The N.S.A.'s legal authority for collecting the information it passed to the
F.B.I. is uncertain. The Foreign Intelligence Surveillance Act requires a
warrant for the use of so-called pen register equipment that records
American phone numbers, even if the contents of the calls are not
intercepted. But officials with knowledge of the program said no warrants
were sought to collect the numbers, and it is unclear whether the secret
executive order signed by Mr. President Bush in 2002 to authorize
eavesdropping without warrants also covered the collection of phone numbers
and e-mail addresses.

Aside from the director, F.B.I. officials did not question the legal status
of the tips, assuming that N.S.A. lawyers had approved. They were more
concerned about the quality and quantity of the material, which produced
"mountains of paperwork" that was often more like raw data than conventional
investigative leads.

"It affected the F.B.I. in the sense that they had to devote so many
resources to tracking every single one of these leads, and, in my
experience, they were all dry leads," the former senior prosecutor said. "A
trained investigator never would have devoted the resources to take those
leads to the next level, but after 9/11, you had to."

By the administration's account, the N.S.A. eavesdropping helped lead
investigators to Iyman Faris, an Ohio truck driver and friend of Khalid
Shaikh Mohammed, who is believed to be the mastermind of the Sept. 11
attacks. Mr. Faris spoke of toppling the Brooklyn Bridge by taking a torch
to its suspension cables, but concluded that it would not work. He is now
serving a 20-year sentence in a federal prison.

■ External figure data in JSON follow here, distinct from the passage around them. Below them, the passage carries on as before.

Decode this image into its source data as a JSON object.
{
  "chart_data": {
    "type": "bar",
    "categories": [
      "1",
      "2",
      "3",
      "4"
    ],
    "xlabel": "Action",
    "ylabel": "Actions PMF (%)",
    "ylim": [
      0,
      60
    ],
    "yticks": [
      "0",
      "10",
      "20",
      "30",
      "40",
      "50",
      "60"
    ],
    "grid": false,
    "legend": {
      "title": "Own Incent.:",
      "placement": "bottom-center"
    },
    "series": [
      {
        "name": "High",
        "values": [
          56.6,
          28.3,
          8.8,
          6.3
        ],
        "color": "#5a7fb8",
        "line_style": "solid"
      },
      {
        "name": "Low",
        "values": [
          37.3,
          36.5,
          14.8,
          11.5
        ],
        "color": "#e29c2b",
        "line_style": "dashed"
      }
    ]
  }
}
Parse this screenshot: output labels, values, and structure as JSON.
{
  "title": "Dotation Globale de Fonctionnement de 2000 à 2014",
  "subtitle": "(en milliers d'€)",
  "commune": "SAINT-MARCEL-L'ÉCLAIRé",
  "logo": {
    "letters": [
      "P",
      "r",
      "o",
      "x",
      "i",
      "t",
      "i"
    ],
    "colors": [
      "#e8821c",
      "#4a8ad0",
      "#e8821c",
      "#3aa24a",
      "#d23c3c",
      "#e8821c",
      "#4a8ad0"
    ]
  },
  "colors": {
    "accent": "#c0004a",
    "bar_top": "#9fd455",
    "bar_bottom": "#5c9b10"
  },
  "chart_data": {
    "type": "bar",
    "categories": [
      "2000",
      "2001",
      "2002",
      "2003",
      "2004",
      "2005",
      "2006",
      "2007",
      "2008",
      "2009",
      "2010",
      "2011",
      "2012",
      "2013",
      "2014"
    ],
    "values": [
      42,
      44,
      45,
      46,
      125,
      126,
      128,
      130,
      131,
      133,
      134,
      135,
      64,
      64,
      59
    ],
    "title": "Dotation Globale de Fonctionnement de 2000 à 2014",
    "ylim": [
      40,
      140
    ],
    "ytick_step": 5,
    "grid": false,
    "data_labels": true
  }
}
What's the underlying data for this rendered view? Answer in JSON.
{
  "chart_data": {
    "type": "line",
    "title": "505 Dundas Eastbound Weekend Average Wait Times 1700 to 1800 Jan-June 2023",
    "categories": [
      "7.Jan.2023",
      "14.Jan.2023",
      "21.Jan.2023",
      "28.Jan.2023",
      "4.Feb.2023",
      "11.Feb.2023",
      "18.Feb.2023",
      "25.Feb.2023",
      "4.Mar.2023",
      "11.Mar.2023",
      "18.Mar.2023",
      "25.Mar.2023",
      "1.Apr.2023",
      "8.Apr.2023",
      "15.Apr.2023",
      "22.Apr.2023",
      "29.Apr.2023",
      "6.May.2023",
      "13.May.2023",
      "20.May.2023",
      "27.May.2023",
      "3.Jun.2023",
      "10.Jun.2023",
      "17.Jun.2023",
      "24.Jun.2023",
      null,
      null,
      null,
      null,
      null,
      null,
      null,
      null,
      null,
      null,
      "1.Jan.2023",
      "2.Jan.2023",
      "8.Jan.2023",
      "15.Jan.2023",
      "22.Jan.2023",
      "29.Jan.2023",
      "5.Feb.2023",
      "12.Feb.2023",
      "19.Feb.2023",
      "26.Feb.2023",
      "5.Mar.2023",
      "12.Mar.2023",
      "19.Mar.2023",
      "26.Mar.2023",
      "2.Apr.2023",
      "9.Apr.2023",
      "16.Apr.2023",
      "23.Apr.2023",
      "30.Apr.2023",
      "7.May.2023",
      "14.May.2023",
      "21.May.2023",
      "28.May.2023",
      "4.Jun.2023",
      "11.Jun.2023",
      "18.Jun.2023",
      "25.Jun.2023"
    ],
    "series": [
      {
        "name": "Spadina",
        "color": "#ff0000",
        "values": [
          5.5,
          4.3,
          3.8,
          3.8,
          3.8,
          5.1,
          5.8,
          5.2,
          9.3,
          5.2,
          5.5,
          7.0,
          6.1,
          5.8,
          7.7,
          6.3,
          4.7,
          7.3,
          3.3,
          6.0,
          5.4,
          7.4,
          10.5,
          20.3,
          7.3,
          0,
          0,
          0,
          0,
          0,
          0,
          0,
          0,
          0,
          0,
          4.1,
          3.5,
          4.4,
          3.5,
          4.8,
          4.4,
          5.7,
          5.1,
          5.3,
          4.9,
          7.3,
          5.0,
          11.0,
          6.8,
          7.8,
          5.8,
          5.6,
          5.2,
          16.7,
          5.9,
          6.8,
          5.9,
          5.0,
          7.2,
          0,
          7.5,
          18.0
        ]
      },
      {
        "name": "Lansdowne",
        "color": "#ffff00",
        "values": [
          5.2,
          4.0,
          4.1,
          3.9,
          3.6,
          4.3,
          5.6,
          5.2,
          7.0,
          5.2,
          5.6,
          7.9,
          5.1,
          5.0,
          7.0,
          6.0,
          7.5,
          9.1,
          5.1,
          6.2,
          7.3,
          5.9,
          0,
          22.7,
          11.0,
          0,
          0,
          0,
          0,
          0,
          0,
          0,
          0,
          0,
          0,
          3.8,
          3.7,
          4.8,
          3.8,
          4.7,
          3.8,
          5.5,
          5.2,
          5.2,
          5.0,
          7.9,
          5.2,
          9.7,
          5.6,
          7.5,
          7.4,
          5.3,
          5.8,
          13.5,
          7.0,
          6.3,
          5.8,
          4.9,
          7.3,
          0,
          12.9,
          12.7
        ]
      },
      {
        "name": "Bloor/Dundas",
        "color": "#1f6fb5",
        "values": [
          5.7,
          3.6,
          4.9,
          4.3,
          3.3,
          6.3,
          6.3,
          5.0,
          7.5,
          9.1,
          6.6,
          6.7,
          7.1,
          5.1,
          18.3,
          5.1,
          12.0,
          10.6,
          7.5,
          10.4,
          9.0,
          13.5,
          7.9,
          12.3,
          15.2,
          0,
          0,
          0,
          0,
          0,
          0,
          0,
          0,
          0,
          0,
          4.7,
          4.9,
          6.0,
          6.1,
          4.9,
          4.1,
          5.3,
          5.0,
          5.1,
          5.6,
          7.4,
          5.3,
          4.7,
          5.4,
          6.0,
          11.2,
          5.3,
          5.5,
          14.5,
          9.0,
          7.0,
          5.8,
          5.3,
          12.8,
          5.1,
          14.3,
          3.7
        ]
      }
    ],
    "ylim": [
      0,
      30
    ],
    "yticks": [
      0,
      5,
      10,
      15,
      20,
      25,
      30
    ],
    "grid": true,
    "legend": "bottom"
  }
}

But as in the London fertilizer bomb case, some officials with direct
knowledge of the Faris case dispute that the N.S.A. information played a
significant role.

By contrast, different officials agree that the N.S.A.'s domestic operations
played a role in the arrest in Albany of an imam and another man who were
taken into custody in August 2004 as part of an F.B.I. counterterrorism
sting investigation.

The men, Yassin Aref, 35, and Mohammed Hossain, 49, are awaiting trial on
charges that they attempted to engineer the sale of missile launchers to an
F.B.I. undercover informant.

In addition, government officials said the N.S.A. eavesdropping program
might have assisted in the investigations of people with suspected Qaeda
ties in Portland and Minneapolis. In the Minneapolis case, charges of
supporting terrorism were filed in 2004 against Mohammed Abdullah Warsame, a
Canadian citizen. Six people in the Portland case were convicted of crimes
that included money laundering and conspiracy to wage war against the United
States.

Even senior administration officials with access to classified operations
suggest that drawing a clear link between a particular source and the
unmasking of a potential terrorist is not always possible.

When Michael Chertoff, the homeland security secretary, was asked last week
on "The Charlie Rose Show" whether the N.S.A. wiretapping program was
important in deterring terrorism, he said, "I don't know that it's ever
possible to attribute one strand of intelligence from a particular program."

But Mr. Chertoff added, "I can tell you in general, the process of doing
whatever you can do technologically to find out what is being said by a
known terrorist to other people, and who that person is communicating with,
that is without a doubt one of the critical tools we've used time and
again."

William K. Rashbaum contributed reporting for this article.